Em Burqin foi registrado um confronto. Comunicado de Israel afirmou que os soldados foram alvo de "tiros e objetos explosivos e responderam abrindo fogo". O Ministério da Saúde palestino disse que ao menos 13 pessoas ficaram feridas, enquanto o gabinete de Bennett confirmou a morte de um policial —em ação reivindicada pelo grupo Jihad Islâmico.

"Perdemos um verdadeiro herói, um valente combatente que se colocou em perigo pela segurança de Israel", disse o primeiro-ministro em nota. O soldado Noam Raz tinha 47 anos e vivia em uma colônia israelense ao sul de Nablus, na Cisjordânia. Era membro da unidade especial Yamam.

Ainda nesta sexta, as Forças Armadas israelenses disseram que sua investigação inicial sobre a morte de Abu Akleh "concluiu que não é possível determinar inequivocamente a fonte do tiro que atingiu e matou" a jornalista.

O inquérito levantou duas possibilidades, segundo os militares. A primeira, que ela tenha sido atingida por militantes palestinos que dispararam dezenas de vezes contra veículos militares israelenses, "situados na mesma direção onde estava Abu Akleh". A segunda, que um soldado israelense a tenha atingido inadvertidamente ao contra-atacar os palestinos que atiravam. Esse militar estaria dentro de um jipe a cerca de 200 metros da repórter.

Um porta-voz de Mahmoud Abbas, presidente da Autoridade Palestina, afirmou que os eventos recentes em Jerusalém e Jenin podem levar os dois lados a uma grave escalada. O político já havia pedido uma investigação internacional sobre o caso da profissional da Al Jazeera.

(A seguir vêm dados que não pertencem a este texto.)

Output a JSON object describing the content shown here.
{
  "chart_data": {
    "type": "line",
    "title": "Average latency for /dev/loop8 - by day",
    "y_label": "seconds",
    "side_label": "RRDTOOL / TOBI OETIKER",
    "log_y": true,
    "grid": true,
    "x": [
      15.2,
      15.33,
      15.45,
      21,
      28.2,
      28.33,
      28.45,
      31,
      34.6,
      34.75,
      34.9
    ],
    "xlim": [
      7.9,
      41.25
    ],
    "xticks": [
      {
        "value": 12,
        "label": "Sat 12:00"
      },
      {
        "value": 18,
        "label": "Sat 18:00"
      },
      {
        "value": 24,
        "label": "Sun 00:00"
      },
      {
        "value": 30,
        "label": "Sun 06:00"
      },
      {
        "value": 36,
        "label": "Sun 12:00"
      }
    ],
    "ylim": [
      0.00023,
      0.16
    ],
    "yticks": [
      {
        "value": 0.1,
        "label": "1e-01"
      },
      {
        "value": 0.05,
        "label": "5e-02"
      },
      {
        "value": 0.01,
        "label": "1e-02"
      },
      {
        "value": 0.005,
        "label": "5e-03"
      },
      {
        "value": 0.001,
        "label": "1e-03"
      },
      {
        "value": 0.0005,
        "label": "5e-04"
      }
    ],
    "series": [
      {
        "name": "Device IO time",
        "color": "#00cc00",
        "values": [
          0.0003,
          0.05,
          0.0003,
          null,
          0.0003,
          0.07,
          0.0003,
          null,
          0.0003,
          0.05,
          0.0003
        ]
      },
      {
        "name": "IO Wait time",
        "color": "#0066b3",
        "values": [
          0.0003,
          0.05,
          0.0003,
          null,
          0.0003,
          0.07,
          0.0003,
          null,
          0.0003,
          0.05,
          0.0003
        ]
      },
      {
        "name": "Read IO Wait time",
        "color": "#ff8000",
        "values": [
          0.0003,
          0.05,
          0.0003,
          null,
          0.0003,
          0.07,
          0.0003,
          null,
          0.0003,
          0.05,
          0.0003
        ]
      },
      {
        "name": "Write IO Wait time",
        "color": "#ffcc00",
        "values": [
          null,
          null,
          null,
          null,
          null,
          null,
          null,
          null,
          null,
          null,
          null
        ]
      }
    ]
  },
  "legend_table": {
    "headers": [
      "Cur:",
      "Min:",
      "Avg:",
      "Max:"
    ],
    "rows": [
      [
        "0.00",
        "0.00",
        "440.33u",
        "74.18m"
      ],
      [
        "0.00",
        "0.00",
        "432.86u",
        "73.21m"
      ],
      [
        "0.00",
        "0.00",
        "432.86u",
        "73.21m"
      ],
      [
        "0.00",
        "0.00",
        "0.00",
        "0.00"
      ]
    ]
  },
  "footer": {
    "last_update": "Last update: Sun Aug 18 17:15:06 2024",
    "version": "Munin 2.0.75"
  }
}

A morte da jornalista ocorre quase um ano após o ataque aéreo israelense que destruiu o edifício em Gaza onde ficavam os escritórios da rede qatariana e da agência Associated Press, durante a guerra de 11 dias contra o grupo palestino radical Hamas. À época, Israel afirmou que a torre abrigava escritórios de membros da facção que governa a Faixa de Gaza, território sob bloqueio israelense.

A tensão atual voltou a crescer em 22 de março, quando começou uma série de ataques de que Israel foi alvo, que provocaram a morte de ao menos 18 pessoas. Depois, 31 palestinos morreram em ações das forças israelenses.

O cenário se deteriora particularmente na Esplanada das Mesquitas, em Jerusalém, o terceiro local mais sagrado do islã e o mais sagrado do judaísmo, onde mais de 300 pessoas ficaram feridas em confrontos desde abril. No final de abril, na mesquita Al-Aqsa, parte do complexo, um confronto deixou 42 palestinos feridos e desencadeou represálias.